38 In my opinion, it was not only well open to his Honour to accumulate one sentence upon the other two; I doubt that would have been correct not to do so. There were, in fact, three separate offences committed, even though all were committed as part of the same event. In this context the Crown appropriately reminded the Court of the purposes of sentencing set out in s 3A of the Sentencing Procedure Act . The first purpose so specified is ensuring adequate punishment for crime, others here relevant include crime prevention by deterrence, denunciation, making an offender accountable and recognition of harm done to the victim and the community. To fail to accumulate, at least partially, may well be seen as a failure to acknowledge the harm done to those individual victims." (Emphasis added)
53 The armed robberies at the club and the hotel were discrete offences. They were offences, as I have observed, during which staff were terrorised at gunpoint and large amounts of cash were taken. The concurrency of the sentences failed to recognise the separate criminality involved, the harm done to those persons who had the misfortune to be present at the time of the offending and the establishments which lost money. Whilst his Honour may have had in mind the principle of totality the sentences should have at least been partially accumulated. A sentencing Court must take care to avoid any suggestion when applying the totality principle that there is some kind of discount for multiple offending: R v M.A.K, R v M.S.K [2006] NSWCCA 381 at [18]: R v Knight (2005) 155 A Crim R 252 at [112]. The error identified, however, favoured the applicant.

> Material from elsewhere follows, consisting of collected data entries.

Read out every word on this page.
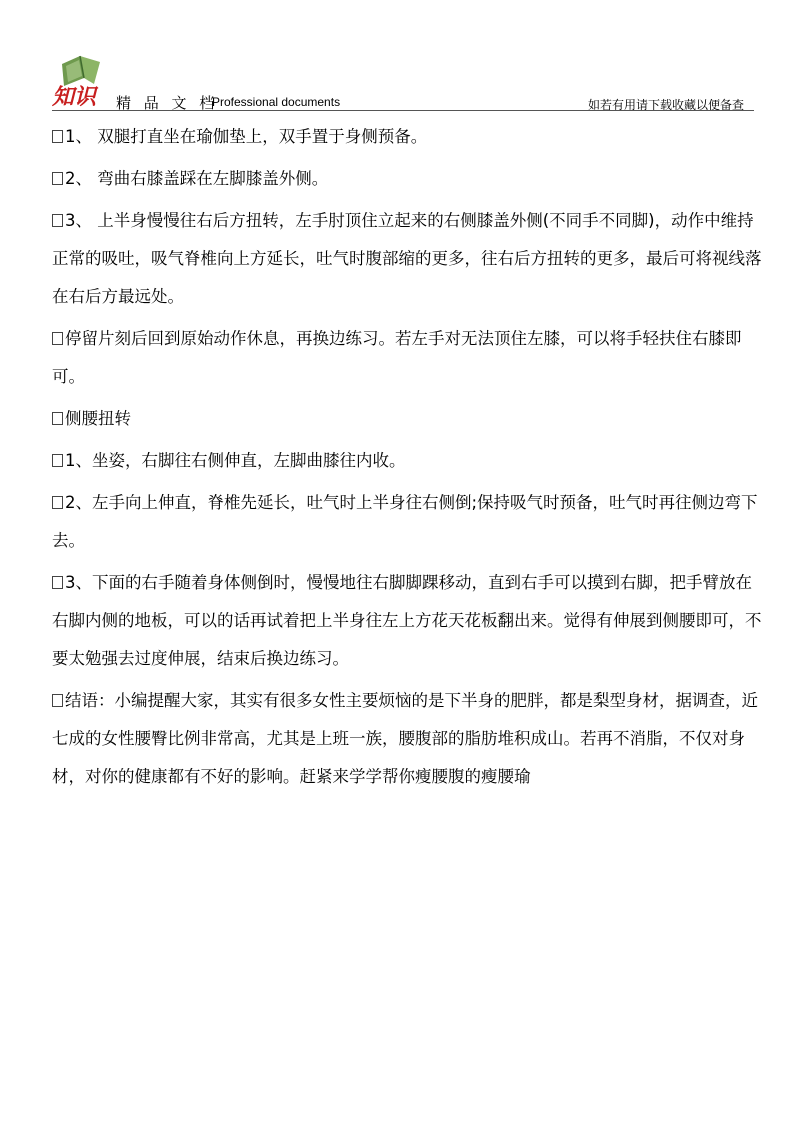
知识 精 品 文 档
Professional documents	如若有用请下载收藏以便备查

1、 双腿打直坐在瑜伽垫上，双手置于身侧预备。

2、 弯曲右膝盖踩在左脚膝盖外侧。

3、 上半身慢慢往右后方扭转，左手肘顶住立起来的右侧膝盖外侧(不同手不同脚)，动作中维持正常的吸吐，吸气脊椎向上方延长，吐气时腹部缩的更多，往右后方扭转的更多，最后可将视线落在右后方最远处。

停留片刻后回到原始动作休息，再换边练习。若左手对无法顶住左膝，可以将手轻扶住右膝即可。

侧腰扭转

1、坐姿，右脚往右侧伸直，左脚曲膝往内收。

2、左手向上伸直，脊椎先延长，吐气时上半身往右侧倒;保持吸气时预备，吐气时再往侧边弯下去。

3、下面的右手随着身体侧倒时，慢慢地往右脚脚踝移动，直到右手可以摸到右脚，把手臂放在右脚内侧的地板，可以的话再试着把上半身往左上方花天花板翻出来。觉得有伸展到侧腰即可，不要太勉强去过度伸展，结束后换边练习。

结语：小编提醒大家，其实有很多女性主要烦恼的是下半身的肥胖，都是梨型身材，据调查，近七成的女性腰臀比例非常高，尤其是上班一族，腰腹部的脂肪堆积成山。若再不消脂，不仅对身材，对你的健康都有不好的影响。赶紧来学学帮你瘦腰腹的瘦腰瑜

54 A composite discount for the plea of guilty (either 60-65 per cent [the 'aggregate approach'] or 52 per cent [the 'successive approach']) was in a range normally regarded as appropriate for a plea and assistance to authorities of a very high order: see R v Sukkar [2006] NSWCCA 92 per Latham J [at 54] and Howie J [at 3]: see also R v Pham [2006] NSWCCA 288 and SZ v R [2007] NSWCCA 19. The applicant's assistance to authorities was significant and there was evidence before the Judge that the applicant's sentence would be served on protection.

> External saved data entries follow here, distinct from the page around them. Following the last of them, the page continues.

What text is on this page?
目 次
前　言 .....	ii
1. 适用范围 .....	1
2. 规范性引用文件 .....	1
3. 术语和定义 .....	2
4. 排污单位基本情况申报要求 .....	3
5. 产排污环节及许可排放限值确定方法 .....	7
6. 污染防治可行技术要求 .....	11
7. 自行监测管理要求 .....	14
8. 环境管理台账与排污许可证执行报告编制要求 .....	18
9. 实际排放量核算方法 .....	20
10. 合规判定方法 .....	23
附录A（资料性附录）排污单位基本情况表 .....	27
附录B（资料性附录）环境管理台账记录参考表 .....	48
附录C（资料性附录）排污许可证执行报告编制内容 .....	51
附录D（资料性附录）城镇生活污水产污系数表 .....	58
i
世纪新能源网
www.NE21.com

55 The applicant's solicitor in an affidavit deposed to her understanding of the restrictive conditions of the applicant's incarceration as did Detective Adams. This evidence conflicted to some extent with Mr Watson-Munro's recitation in the report dated 6 April 2006 of the conditions experienced by the prisoner at the Special Purpose Centre at the Long Bay Prison Complex.

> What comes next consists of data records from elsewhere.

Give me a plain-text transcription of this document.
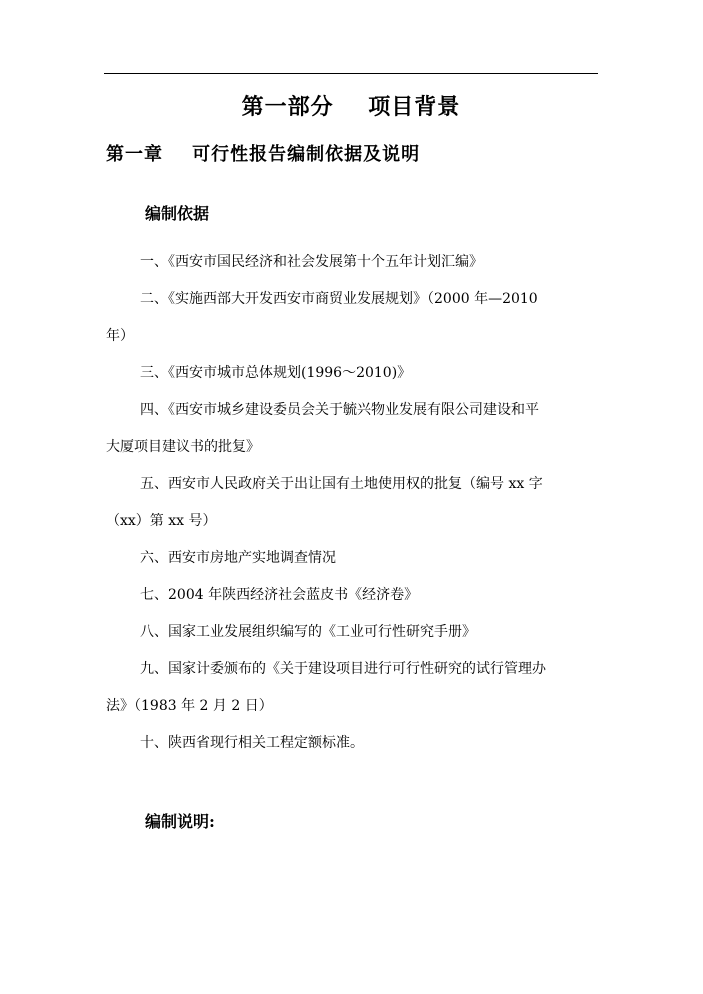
第一部分    项目背景
第一章    可行性报告编制依据及说明
编制依据
一、《西安市国民经济和社会发展第十个五年计划汇编》
二、《实施西部大开发西安市商贸业发展规划》（2000 年—2010 年）
三、《西安市城市总体规划(1996～2010)》
四、《西安市城乡建设委员会关于毓兴物业发展有限公司建设和平大厦项目建议书的批复》
五、西安市人民政府关于出让国有土地使用权的批复（编号 xx 字（xx）第 xx 号）
六、西安市房地产实地调查情况
七、2004 年陕西经济社会蓝皮书《经济卷》
八、国家工业发展组织编写的《工业可行性研究手册》
九、国家计委颁布的《关于建设项目进行可行性研究的试行管理办法》（1983 年 2 月 2 日）
十、陕西省现行相关工程定额标准。
编制说明:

56 Whilst the applicant was entitled to a significant discount for his past and future assistance and for the conditions in which his sentence was to be served, the discount determined by the Judge, to my mind, more than adequately recognised the leniency to which the applicant was entitled.
57 The Judge, furthermore, considered the added severity of the sentence to be served in protective custody together with the "prisoner's rehabilitation" were special circumstances to enable him to vary the statutory ratio (ROS at p 7). The added term of the total effective sentence equates to 50 per cent of the non-parole period.
58 The need to serve the sentence on protection was a circumstance taken into account by the Judge in favour of the applicant in the determination of the discount for assistance and in the finding of special circumstances. His Honour in twice taking into account this circumstance was 'double counting'.
59 Spigelman CJ said in Regina v Fidow [2004] NSWCCA 172 at [18]:
"Double counting' for matters already taken into account in reducing the head sentence, and therefore already reflected in the non-parole period, must be avoided…… Almost all matters capable of constituting special circumstances have usually been taken into account in determining the head sentence and sentencing judges should ensure that double counting does not occur."